Dnmt3a Mutation Confers a Selective Advantage Specifically to Cells within the Long-Term Hematopoietic Stem Cell (LT-HSC) Compartment

The mechanisms by which specific somatic mutations promote the competitive advantage of hematopoietic stem and progenitor cells (HSPCs), particularly in the context of clonal hematopoiesis (CH), is poorly understood. CH in the healthy aging population has been suggested to originate from hematopoietic stem cells (HSCs), supported by data showing that somatic mutations occur at similar variant allele frequencies (VAF) across mature hematopoietic cells of all hematopoietic lineages, as well as HSPCs. However, this data could also be consistent with CH-associated somatic mutations conferring long-term self-renewal potential onto multipotent progenitor cells.

We recently developed an inducible knockin mouse model (Dnmt3a^R878H/+Mx1-Cre^tg/o) to recapitulate the hotspot mutation DNMT3A^R882H observed in human CH and AML (Loberg et al., Leukemia 2019) in order to empirically determine the cell type(s) within the HSPC compartment that gain a competitive advantage following acquisition of a CH-associated somatic mutation. In this model, we observed that the Dnmt3a^R878H mutation expands multiple populations within the HSPC compartment with distinct kinetics. At 6 weeks post-induction of the mutation, we observed significant expansion of multipotent progenitor populations MPP2 and MPP3, both in frequency and in total cell number, compared to Mx1-Cre controls. At 6 months post-induction of the mutation, we observed significant expansion of long-term (LT)-HSCs, short-term (ST)-HSCs, and MPP3 cells. Furthermore, serial colony-forming unit (CFU) assays revealed that Dnmt3a^R878H-mutant LT-HSCs, ST-HSCs, and MPP3 cells, but not MPP4 cells, had increased replating capacity compared to their control counterparts. This data suggested that several distinct populations of HSPCs might be capable of gaining an enhanced competitive advantage with the Dnmt3a^R878H mutation. To determine which of the expanded Dnmt3a^R878H-mutant HSPC populations gained a selective advantage in vivo, we performed competitive transplantation studies of purified subpopulations of HSPCs. Upon transplant, Dnmt3a^R878H-mutant LT-HSCs demonstrated a competitive engraftment advantage compared to control LT-HSCs. In contrast, Dnmt3a^R878H-mutant ST-HSCs and MPP3 cells showed significantly impaired engraftment compared to their control counterparts. These data definitively demonstrate that LT-HSCs are the cells driving Dnmt3a^R878H-mutant CH.

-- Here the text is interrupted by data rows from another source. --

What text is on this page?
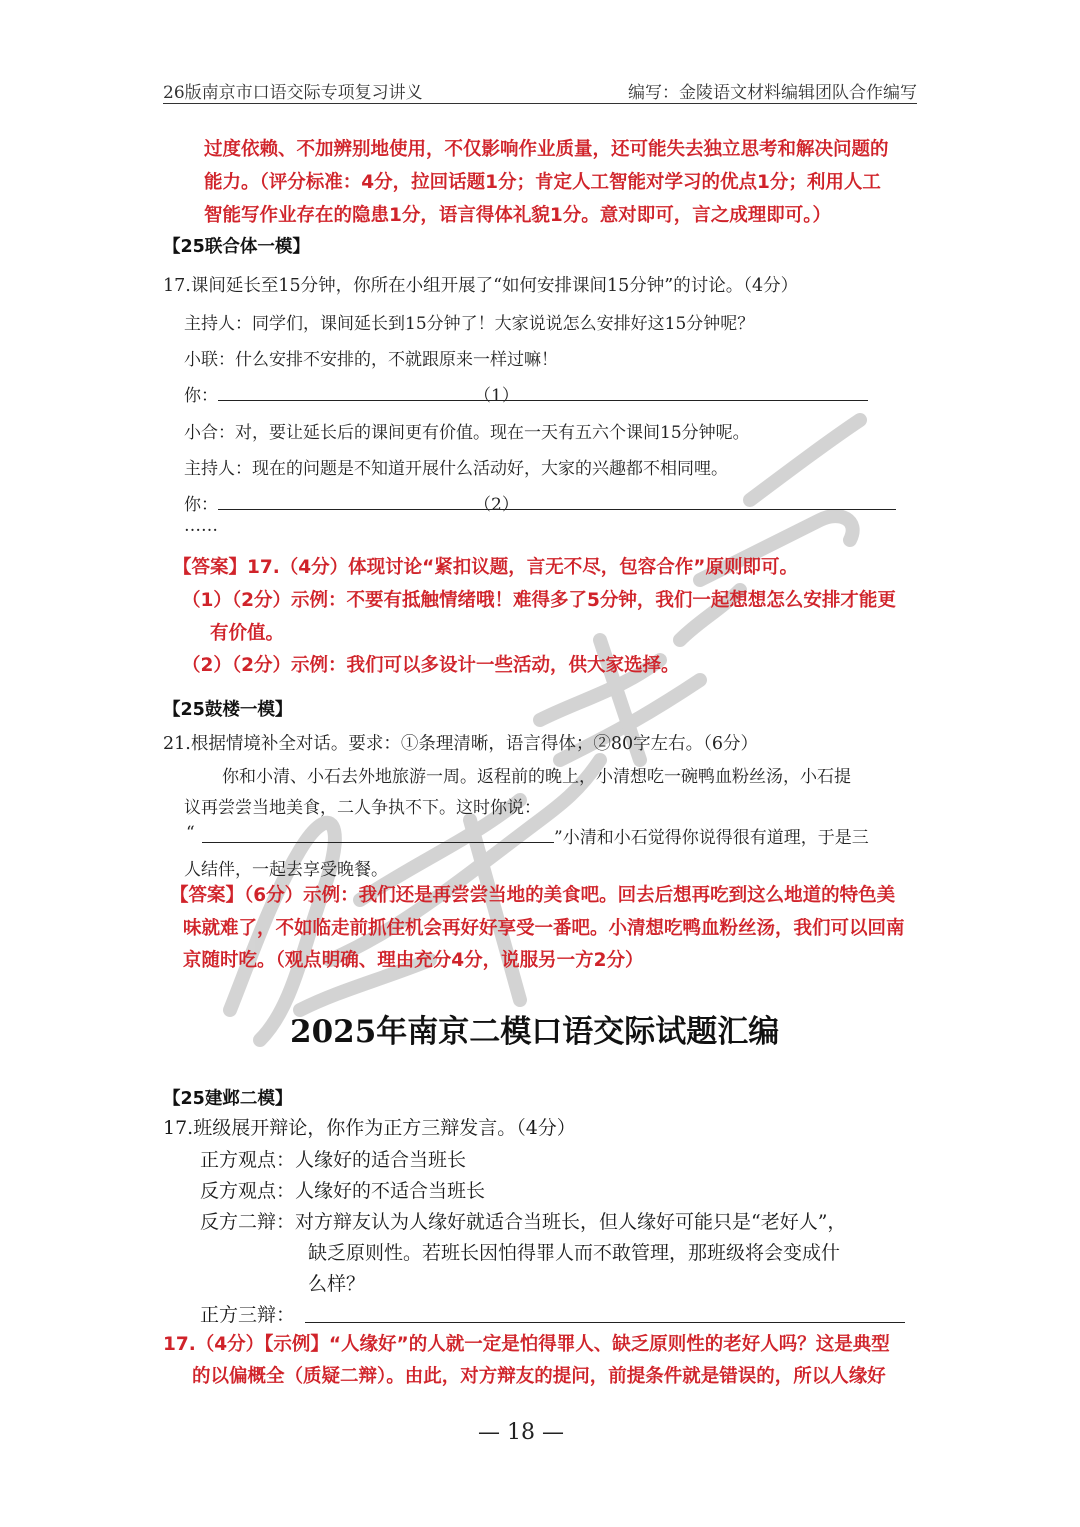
26版南京市口语交际专项复习讲义	编写：金陵语文材料编辑团队合作编写
过度依赖、不加辨别地使用，不仅影响作业质量，还可能失去独立思考和解决问题的
能力。（评分标准：4分，拉回话题1分；肯定人工智能对学习的优点1分；利用人工
智能写作业存在的隐患1分，语言得体礼貌1分。意对即可，言之成理即可。）
【25联合体一模】
17.课间延长至15分钟，你所在小组开展了“如何安排课间15分钟”的讨论。（4分）
主持人：同学们，课间延长到15分钟了！大家说说怎么安排好这15分钟呢？
小联：什么安排不安排的，不就跟原来一样过嘛！
你：	（1）
小合：对，要让延长后的课间更有价值。现在一天有五六个课间15分钟呢。
主持人：现在的问题是不知道开展什么活动好，大家的兴趣都不相同哩。
你：	（2）
……
【答案】17.（4分）体现讨论“紧扣议题，言无不尽，包容合作”原则即可。
（1）（2分）示例：不要有抵触情绪哦！难得多了5分钟，我们一起想想怎么安排才能更
有价值。
（2）（2分）示例：我们可以多设计一些活动，供大家选择。
【25鼓楼一模】
21.根据情境补全对话。要求：①条理清晰，语言得体；②80字左右。（6分）
你和小清、小石去外地旅游一周。返程前的晚上，小清想吃一碗鸭血粉丝汤，小石提
议再尝尝当地美食，二人争执不下。这时你说：
“	”小清和小石觉得你说得很有道理，于是三
人结伴，一起去享受晚餐。
【答案】（6分）示例：我们还是再尝尝当地的美食吧。回去后想再吃到这么地道的特色美
味就难了，不如临走前抓住机会再好好享受一番吧。小清想吃鸭血粉丝汤，我们可以回南
京随时吃。（观点明确、理由充分4分，说服另一方2分）
2025年南京二模口语交际试题汇编
【25建邺二模】
17.班级展开辩论，你作为正方三辩发言。（4分）
正方观点：人缘好的适合当班长
反方观点：人缘好的不适合当班长
反方二辩：对方辩友认为人缘好就适合当班长，但人缘好可能只是“老好人”，
缺乏原则性。若班长因怕得罪人而不敢管理，那班级将会变成什
么样？
正方三辩：
17.（4分）【示例】“人缘好”的人就一定是怕得罪人、缺乏原则性的老好人吗？这是典型
的以偏概全（质疑二辩）。由此，对方辩友的提问，前提条件就是错误的，所以人缘好
— 18 —
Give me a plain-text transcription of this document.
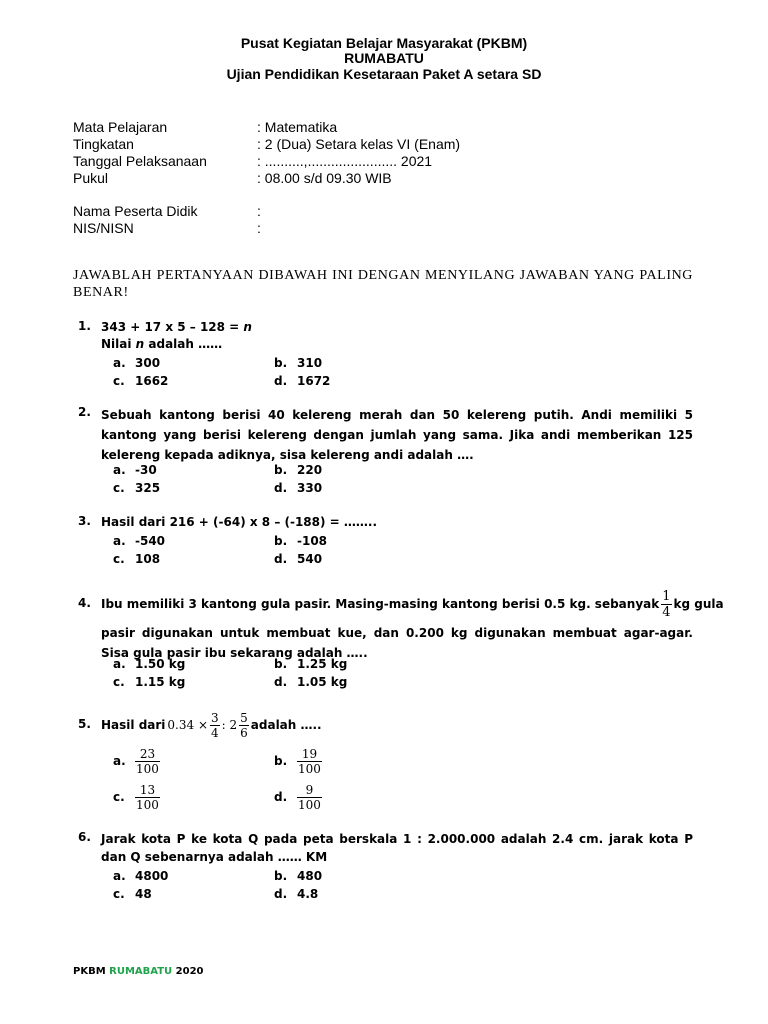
Pusat Kegiatan Belajar Masyarakat (PKBM)
RUMABATU
Ujian Pendidikan Kesetaraan Paket A setara SD
Mata Pelajaran	: Matematika
Tingkatan	: 2 (Dua) Setara kelas VI (Enam)
Tanggal Pelaksanaan	: ..........,....................... 2021
Pukul	: 08.00 s/d 09.30 WIB
Nama Peserta Didik	:
NIS/NISN	:
JAWABLAH PERTANYAAN DIBAWAH INI DENGAN MENYILANG JAWABAN YANG PALING BENAR!
1. 343 + 17 x 5 – 128 = n
Nilai n adalah ……
a. 300	b. 310
c. 1662	d. 1672
2. Sebuah kantong berisi 40 kelereng merah dan 50 kelereng putih. Andi memiliki 5 kantong yang berisi kelereng dengan jumlah yang sama. Jika andi memberikan 125 kelereng kepada adiknya, sisa kelereng andi adalah ….
a. -30	b. 220
c. 325	d. 330
3. Hasil dari 216 + (-64) x 8 – (-188) = ……..
a. -540	b. -108
c. 108	d. 540
4. Ibu memiliki 3 kantong gula pasir. Masing-masing kantong berisi 0.5 kg. sebanyak $\frac{1}{4}$ kg gula
pasir digunakan untuk membuat kue, dan 0.200 kg digunakan membuat agar-agar. Sisa gula pasir ibu sekarang adalah …..
a. 1.50 kg	b. 1.25 kg
c. 1.15 kg	d. 1.05 kg
5. Hasil dari $0.34 \times \frac{3}{4}$ : $2 \frac{5}{6}$ adalah …..
a. $\frac{23}{100}$	b. $\frac{19}{100}$
c. $\frac{13}{100}$	d. $\frac{9}{100}$
6. Jarak kota P ke kota Q pada peta berskala 1 : 2.000.000 adalah 2.4 cm. jarak kota P dan Q sebenarnya adalah …… KM
a. 4800	b. 480
c. 48	d. 4.8
PKBM RUMABATU 2020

To uncover the molecular mechanisms by which this mutation confers a competitive advantage specifically to LT-HSCs, we performed RNA-seq on Dnmt3a^R878H-mutant and Mx1-Cre control LT-HSCs, ST-HSCs, MPP3, and MPP4 cells at 6 weeks post-induction of the mutation. Our analysis revealed that LT-HSCs had the greatest number of transcriptional alterations when comparing Dnmt3a^R878H-mutant to control cells (412 genes), while ST-HSCs, MPP3 and MPP4 cells had few significantly differentially expressed genes when comparing Dnmt3a^R878H-mutant to control cells (15, 3 and 4 genes, respectively). Of the 412 genes significantly differentially expressed in LT-HSCs, 396 were downregulated and 16 were upregulated in Dnmt3a^R878H-mutant versus control cells. Downregulated genes were enriched in signatures of mature hematopoietic cell differentiation and function, including heme metabolism, immune system processes, and inflammatory response, all consistent with a mechanism of impaired differentiation capacity of Dnmt3a^R878H-mutant LT-HSCs. Upregulated genes included several associated with lipid biosynthesis, metabolism and glycosylation (Vldlr, Gcnt2, Fut8, Uprt, Scd), genes relevant to HSC function (Angpt1, Kit), and the tumor suppressor Rasa1, indicating that these mechanisms and processes may directly contribute to the selective advantage of Dnmt3a^R878H-mutant LT-HSCs.

Collectively, our data demonstrate that the LT-HSC compartment specifically and selectively gains a competitive advantage upon acquiring a somatic mutation that commonly occurs in CH and AML. Furthermore, Dnmt3a^R878H does not confer long-term in vivo self-renewal potential onto ST-HSCs or multipotent progenitor cells. Given the cell-context specificity of Dnmt3a^R878H mutation, mechanistic studies focused on the processes highlighted above should be performed specifically within LT-HSCs to identify therapeutic targets to prevent CH.